Training on an imbalanced dataset will generally make your model overfit those elements that appear more often, which leads to bias towards those ones at best or no understanding of the underrepresented samples at worst. If you are trying to model the natural occurrences of some information, then an unbalanced dataset in essence has a prior probability applied to it already, so the resulting bias may be desired. In these cases, the number of elements per class, say, is part of the actual information. Such a bias can be (un-)modeled artificially too, however, e.g. by applying a scaling factor for classification (e.g. through class weights), etc. To avoid such bias, boosting and ensemble methods such as Xgboost (or Adaboost in more trivial cases) or just Random Forests work relatively well. If you have the time, k-fold cross validation can help reducing the error further.

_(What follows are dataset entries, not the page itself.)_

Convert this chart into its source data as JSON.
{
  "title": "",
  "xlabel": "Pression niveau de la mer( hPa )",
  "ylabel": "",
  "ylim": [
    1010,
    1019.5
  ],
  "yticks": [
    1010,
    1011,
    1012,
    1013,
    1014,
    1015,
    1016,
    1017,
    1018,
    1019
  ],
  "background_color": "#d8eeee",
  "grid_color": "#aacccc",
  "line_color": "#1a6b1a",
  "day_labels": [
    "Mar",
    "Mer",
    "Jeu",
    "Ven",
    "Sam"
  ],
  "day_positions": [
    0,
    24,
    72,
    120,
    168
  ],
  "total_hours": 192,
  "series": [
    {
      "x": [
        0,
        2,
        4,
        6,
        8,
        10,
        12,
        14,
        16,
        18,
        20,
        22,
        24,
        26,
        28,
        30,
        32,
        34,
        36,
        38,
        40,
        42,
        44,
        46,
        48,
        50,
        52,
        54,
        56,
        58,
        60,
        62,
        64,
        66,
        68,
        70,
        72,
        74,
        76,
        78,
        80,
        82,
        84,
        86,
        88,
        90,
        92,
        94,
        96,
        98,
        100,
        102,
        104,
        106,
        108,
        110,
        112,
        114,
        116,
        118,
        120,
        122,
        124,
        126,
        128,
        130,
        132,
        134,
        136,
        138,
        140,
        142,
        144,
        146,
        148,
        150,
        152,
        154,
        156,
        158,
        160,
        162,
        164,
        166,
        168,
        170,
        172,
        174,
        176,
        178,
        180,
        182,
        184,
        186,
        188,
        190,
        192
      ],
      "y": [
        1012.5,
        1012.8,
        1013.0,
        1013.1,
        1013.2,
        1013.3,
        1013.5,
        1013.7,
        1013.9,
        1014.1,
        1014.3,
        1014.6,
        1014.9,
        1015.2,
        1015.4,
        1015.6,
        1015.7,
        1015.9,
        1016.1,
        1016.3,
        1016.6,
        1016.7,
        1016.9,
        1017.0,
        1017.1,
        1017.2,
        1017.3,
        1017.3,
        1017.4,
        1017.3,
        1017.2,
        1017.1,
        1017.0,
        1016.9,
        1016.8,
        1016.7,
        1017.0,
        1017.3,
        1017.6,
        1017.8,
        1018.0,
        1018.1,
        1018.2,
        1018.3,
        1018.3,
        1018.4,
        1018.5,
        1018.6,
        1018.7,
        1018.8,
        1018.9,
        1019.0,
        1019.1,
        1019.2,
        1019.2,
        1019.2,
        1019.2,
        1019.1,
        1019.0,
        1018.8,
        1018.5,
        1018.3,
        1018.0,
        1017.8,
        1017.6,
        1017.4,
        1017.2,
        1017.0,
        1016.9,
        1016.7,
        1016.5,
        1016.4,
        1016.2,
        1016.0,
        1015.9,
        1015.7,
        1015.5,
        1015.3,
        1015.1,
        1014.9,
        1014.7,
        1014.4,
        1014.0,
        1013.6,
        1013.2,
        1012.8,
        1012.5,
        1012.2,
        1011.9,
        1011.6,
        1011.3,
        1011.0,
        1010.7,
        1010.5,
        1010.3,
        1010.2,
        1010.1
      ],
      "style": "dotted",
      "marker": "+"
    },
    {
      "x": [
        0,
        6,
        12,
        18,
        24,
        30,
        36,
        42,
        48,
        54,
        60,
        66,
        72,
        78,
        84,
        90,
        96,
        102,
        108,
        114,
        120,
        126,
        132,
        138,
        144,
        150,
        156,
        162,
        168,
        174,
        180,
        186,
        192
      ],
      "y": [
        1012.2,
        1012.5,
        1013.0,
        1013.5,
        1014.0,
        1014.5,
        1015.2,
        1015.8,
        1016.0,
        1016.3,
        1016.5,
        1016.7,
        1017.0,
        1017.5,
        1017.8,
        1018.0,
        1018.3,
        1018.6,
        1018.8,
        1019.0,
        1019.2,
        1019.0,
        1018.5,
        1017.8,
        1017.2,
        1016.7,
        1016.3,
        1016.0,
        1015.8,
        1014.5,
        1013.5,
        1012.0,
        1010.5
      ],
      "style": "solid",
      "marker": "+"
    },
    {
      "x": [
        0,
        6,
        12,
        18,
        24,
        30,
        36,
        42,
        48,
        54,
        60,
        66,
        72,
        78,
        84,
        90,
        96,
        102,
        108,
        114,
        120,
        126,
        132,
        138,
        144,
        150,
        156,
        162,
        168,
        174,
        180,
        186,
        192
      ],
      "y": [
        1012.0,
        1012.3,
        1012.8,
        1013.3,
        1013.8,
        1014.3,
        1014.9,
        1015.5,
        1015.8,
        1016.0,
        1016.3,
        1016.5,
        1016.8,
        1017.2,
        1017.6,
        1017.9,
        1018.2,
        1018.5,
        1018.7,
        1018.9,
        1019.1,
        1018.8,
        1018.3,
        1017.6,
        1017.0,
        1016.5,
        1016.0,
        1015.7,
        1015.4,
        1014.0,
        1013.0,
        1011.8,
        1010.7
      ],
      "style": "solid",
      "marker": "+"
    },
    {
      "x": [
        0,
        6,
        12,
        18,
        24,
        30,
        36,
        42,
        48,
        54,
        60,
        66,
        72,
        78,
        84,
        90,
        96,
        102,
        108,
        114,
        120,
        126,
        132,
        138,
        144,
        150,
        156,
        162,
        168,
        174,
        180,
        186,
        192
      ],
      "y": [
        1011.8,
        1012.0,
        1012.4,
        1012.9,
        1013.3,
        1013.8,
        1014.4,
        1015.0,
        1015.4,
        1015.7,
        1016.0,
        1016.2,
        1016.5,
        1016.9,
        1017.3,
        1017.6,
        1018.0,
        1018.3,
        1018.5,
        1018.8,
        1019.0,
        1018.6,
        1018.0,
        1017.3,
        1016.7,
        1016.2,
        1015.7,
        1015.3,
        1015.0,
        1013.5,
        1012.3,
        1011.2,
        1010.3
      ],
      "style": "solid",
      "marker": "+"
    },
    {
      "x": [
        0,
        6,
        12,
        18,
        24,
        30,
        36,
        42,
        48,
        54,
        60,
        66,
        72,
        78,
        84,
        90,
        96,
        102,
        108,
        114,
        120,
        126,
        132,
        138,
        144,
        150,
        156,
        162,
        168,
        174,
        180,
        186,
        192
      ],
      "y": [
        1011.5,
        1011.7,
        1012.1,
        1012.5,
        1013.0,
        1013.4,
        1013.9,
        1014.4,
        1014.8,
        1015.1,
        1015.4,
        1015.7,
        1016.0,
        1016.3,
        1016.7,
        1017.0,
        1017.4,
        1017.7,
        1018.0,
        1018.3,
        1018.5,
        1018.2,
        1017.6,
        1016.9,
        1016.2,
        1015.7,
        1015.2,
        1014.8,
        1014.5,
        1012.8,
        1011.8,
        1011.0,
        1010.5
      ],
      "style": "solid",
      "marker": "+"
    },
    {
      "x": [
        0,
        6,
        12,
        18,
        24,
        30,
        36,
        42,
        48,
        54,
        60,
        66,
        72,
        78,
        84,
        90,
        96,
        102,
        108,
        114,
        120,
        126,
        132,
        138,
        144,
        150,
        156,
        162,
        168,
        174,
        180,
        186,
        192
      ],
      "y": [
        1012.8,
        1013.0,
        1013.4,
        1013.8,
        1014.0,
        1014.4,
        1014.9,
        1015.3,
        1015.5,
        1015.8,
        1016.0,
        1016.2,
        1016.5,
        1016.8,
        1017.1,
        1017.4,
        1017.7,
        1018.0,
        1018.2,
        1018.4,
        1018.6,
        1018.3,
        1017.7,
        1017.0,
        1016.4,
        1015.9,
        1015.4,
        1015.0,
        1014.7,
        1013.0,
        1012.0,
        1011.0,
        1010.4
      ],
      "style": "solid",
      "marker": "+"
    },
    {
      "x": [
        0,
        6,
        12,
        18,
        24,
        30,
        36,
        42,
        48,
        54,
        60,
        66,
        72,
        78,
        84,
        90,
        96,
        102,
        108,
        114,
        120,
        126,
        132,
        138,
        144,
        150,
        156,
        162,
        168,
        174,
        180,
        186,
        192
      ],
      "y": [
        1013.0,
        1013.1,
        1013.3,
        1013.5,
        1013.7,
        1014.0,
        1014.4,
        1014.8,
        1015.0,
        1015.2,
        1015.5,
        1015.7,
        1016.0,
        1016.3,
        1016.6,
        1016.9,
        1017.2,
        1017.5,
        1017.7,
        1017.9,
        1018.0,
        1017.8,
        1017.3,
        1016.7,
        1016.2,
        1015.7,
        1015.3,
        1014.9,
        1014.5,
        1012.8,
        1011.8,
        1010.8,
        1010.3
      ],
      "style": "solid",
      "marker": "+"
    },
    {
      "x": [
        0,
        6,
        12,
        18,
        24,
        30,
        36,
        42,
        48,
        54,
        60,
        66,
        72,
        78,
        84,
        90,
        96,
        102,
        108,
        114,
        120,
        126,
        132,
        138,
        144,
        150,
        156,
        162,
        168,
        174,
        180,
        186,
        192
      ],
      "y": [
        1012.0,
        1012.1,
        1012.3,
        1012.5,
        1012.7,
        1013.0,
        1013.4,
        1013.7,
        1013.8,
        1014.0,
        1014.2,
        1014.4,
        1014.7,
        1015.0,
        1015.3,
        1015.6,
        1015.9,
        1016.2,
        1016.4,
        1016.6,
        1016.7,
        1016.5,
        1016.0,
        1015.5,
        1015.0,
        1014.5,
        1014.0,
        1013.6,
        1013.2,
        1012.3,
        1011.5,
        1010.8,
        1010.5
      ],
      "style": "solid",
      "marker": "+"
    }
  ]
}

To make sure every sample is adequately represented, you may choose to oversample the underrepresented classes or undersample the overrepresented ones. In order to determine correct likelihoods, make sure to capture the prior distribution as well and use it to shape the posterior. Data augmentation may help you if the number of samples is low; depending on your case, synthetic data generation might be a good approach. You could try, say, training a GAN only on the underrepresented samples and use that to generate more - as in idea: train it on all available data first, then change the discriminator loss to force it to forge and recognize the underrepresented classes only. Without entering the Deep Learning domain, techniques such as SMOTE or ADASYN may work. Both are available in the imblearn
Python package which builds on scikit-learn.
Lastly, carefully selecting the loss metric may help. You can find more (and more detailed) information in papers such as Survey on deep learning with class imbalance.